London-based biotech company GW Pharmaceuticals (GWPH) reported its fourth quarter and fiscal year-end results with revenues dipping and losses rising as the company gets closer to launching its Epidiolex drug in the U.S.
GW Pharmaceuticals delivered revenue of $11 million or 8.2 million in sterling pounds for the year ending September 30. This was lower than last year’s $13.9 million or 10.3 million in pounds. The loss for the year was reported at $175 million or 131 million pounds, much higher than last year’s $85 million or 63 million in pounds. The loss per share was 58 cents or 0.43 in pounds, also higher than last year’s loss of 32 cents or 0.24 in pounds. The exchange is based on today’s approximate rate equivalent. The company’s success hinges on its ability to commercialize Sativex and Epidiolex if approved by the FDA.
“With the Epidiolex NDA for Dravet syndrome and Lennox-Gastaut syndrome submitted, we have entered a very exciting period for GW and look forward to working with the FDA to support its review process. With a decision on the NDA anticipated in mid-2018, we believe we are making excellent progress with preparations to ensure a highly successful US launch if Epidiolex is approved,” stated Justin Gover, GW’s Chief Executive Officer. “We also expect to submit a European regulatory application for Epidiolex for these indications in late 2017 and are now building a European commercial presence to prepare for a potential future launch. During 2017, a substantial body of positive clinical data on Epidiolex was published and presented, including a landmark publication in The New England Journal of Medicine, as well as a wide range of important data presentations and posters at the American Academy of Neurology and American Epilepsy Society annual meetings.”
GW Pharmaceuticals Risks
The company is dependent upon receiving FDA approval for its drugs in the U.S. and then the adoption by physicians and patients and reimbursement by insurance companies. The company said in its filing, “Even if completed Phase 3 clinical trials and/or ongoing or future Phase 3 clinical trials conducted for regulatory approval show positive results, there can be no assurance that the FDA, EMA or any other regulatory authority will approve Epidiolex or any other product candidate for any indication for several potential reasons.”
GW Pharmaceuticals also mentioned that competition is heating up in the space and noted that Insys Therapeutics and Zogenix had both announced plans to develop similar drugs.
Company Addresses Spending Levels
2018 will be a make it or break it year for the company. The company admitted it has consumed a lot of cash since inception and noted that 2018 will be a pivotal year. In the company’s filing it stated, “We expect spending to continue at current levels and anticipate total cash outflows for the first half of the year ended September 30, 2018, in the range of $100 million to $120 million (£75 million to £90 million), which includes capital expenditure of $10 million to $20 million related to manufacturing expansion. Thereafter, following NDA approval, we expect cash outflows to increase in preparation for product launch.”

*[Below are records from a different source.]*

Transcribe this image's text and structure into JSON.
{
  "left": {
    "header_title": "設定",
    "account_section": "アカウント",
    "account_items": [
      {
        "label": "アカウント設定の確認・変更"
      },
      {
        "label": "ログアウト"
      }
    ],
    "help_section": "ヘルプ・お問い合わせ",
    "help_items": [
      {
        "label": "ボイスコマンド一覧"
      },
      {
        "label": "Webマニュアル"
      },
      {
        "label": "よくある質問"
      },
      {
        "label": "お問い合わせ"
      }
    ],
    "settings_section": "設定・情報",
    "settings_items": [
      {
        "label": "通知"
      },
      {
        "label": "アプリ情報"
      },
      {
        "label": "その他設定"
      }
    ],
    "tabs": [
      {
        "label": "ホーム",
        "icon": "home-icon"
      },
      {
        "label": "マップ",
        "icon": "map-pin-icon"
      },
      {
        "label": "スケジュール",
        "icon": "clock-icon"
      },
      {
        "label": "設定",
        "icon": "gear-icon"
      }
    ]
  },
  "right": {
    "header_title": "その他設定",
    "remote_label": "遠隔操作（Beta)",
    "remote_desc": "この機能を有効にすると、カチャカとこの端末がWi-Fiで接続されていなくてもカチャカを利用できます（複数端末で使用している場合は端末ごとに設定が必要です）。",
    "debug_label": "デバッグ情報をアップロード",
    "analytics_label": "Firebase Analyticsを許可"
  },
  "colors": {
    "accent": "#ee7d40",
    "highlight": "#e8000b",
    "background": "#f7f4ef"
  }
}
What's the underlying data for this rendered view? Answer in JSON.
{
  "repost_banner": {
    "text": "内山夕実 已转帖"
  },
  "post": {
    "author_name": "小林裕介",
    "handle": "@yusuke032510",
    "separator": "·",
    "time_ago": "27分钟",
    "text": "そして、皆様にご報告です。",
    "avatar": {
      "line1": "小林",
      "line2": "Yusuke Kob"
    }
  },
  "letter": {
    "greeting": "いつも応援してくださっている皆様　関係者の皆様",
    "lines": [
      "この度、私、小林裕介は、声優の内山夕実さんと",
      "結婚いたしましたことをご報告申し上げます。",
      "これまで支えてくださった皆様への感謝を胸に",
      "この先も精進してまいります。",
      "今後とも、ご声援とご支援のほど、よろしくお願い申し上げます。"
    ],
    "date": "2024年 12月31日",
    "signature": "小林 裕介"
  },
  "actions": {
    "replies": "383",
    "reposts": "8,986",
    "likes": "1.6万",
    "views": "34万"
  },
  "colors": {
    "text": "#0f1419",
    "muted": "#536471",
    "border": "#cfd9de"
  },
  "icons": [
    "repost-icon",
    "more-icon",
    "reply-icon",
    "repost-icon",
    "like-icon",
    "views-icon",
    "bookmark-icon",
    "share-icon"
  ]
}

GW Pharmaceutical Pipeline
- The company has a deep pipeline including cannabidivarin, or CBDV, which is in Phase 2 development in the field of epilepsy and is also being researched within the field of autism spectrum disorders, or ASD. I
- Received Orphan Drug Designation and Fast Track Designation from the FDA for intravenous CBD for the treatment of Neonatal Hypoxic-Ischemic Encepholapthy, or NHIE, for which a Phase 1 safety study has now been completed.
- Sativex for MS spasticity – approved in numerous countries.
- CBD and THC combination for Glioblastoma – Phase 2 trial complete with an open IND for clinical program
- GWP42003 for schizophrenia had a positive Phase 2 proff0of-concept and next steps are under consideration.
The stock is up over 3% on the earnings report and was lately trading at $128, down from the company’s 52-week high of $136. The stock has recovered from its summer slide where it dipped into the mid $90’s.